All of the meditating has been great for me. It has been kick-ass – energizing, clarifying, and calming – to be away from the struggles of my life in the City, and just be myself and watch that happen on the meditation cushion for hours on end. In fact, I started my residency here with the five days of just meditation, five-thirty am to eight-thirty pm. This practice emulates an ancient Chinese/Japanese ritual, called “tangario”, of requesting entrance to a temple by sitting by its front gate until allowed in. This sitting was difficult, in the form of boredom, anxiety, and knee and back pain. It was also, however, grounding, clarifying, liberating, exciting, mystical, profound … use your own thesaurus to come up with more such words.
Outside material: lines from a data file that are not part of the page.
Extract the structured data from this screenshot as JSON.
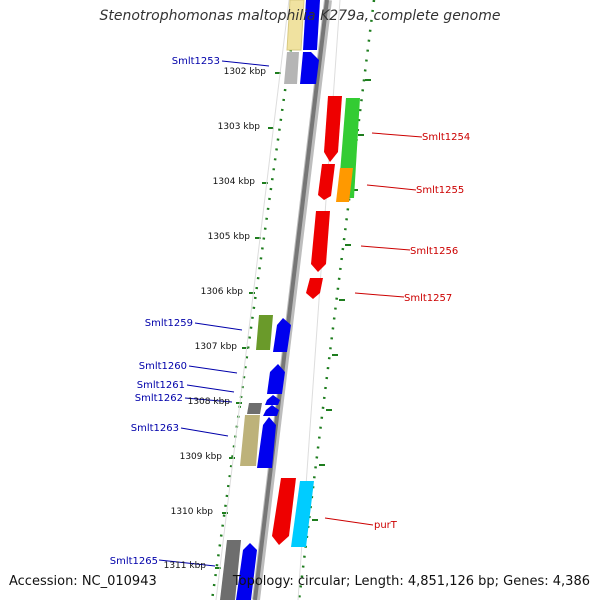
{
  "header": {
    "title": "Stenotrophomonas maltophilia K279a, complete genome"
  },
  "footer": {
    "accession": "Accession: NC_010943",
    "summary": "Topology: circular; Length: 4,851,126 bp; Genes: 4,386"
  },
  "colors": {
    "backbone": "#8c8c8c",
    "strand_marker": "#1e7d1e",
    "forward_label": "#0000aa",
    "reverse_label": "#cc0000"
  },
  "ticks": [
    {
      "label": "1302 kbp"
    },
    {
      "label": "1303 kbp"
    },
    {
      "label": "1304 kbp"
    },
    {
      "label": "1305 kbp"
    },
    {
      "label": "1306 kbp"
    },
    {
      "label": "1307 kbp"
    },
    {
      "label": "1308 kbp"
    },
    {
      "label": "1309 kbp"
    },
    {
      "label": "1310 kbp"
    },
    {
      "label": "1311 kbp"
    }
  ],
  "gene_labels": {
    "Smlt1253": "Smlt1253",
    "Smlt1254": "Smlt1254",
    "Smlt1255": "Smlt1255",
    "Smlt1256": "Smlt1256",
    "Smlt1257": "Smlt1257",
    "Smlt1259": "Smlt1259",
    "Smlt1260": "Smlt1260",
    "Smlt1261": "Smlt1261",
    "Smlt1262": "Smlt1262",
    "Smlt1263": "Smlt1263",
    "purT": "purT",
    "Smlt1265": "Smlt1265"
  }
}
Many times a day, however, I fantasize about, and almost begin planning, leaving here to go back to San Francisco. My reasons for wanting to and my reasons for not wanting to are extended and complex, but they may boil down to finding the spiritual work here valuable and something I am committed to, on the one hand, and, on the other, finding the social scene deadening (as I said, rule-based, religious-y, conservative) and feeling like other things in the City (buying a car, my friends, learning C++ programming, learning martial arts) are more important to me than renunciation and religion right now. My relationship breakup right before I left adds to the confusion of both wanting to be here and wanting to be in my City life. I suppose, if I am honest with myself, that I want to be able to date right now, so as to enable myself to forget my ex.
So, there is a chance that I will come back to my normal life before the April eighth date that this retreat is scheduled to end. You, my friends, will hear about such an event immediately if I do make such a choice. Assuming that I don’t, I’d love to hear from y’all while I’m here – letters gratefully welcome.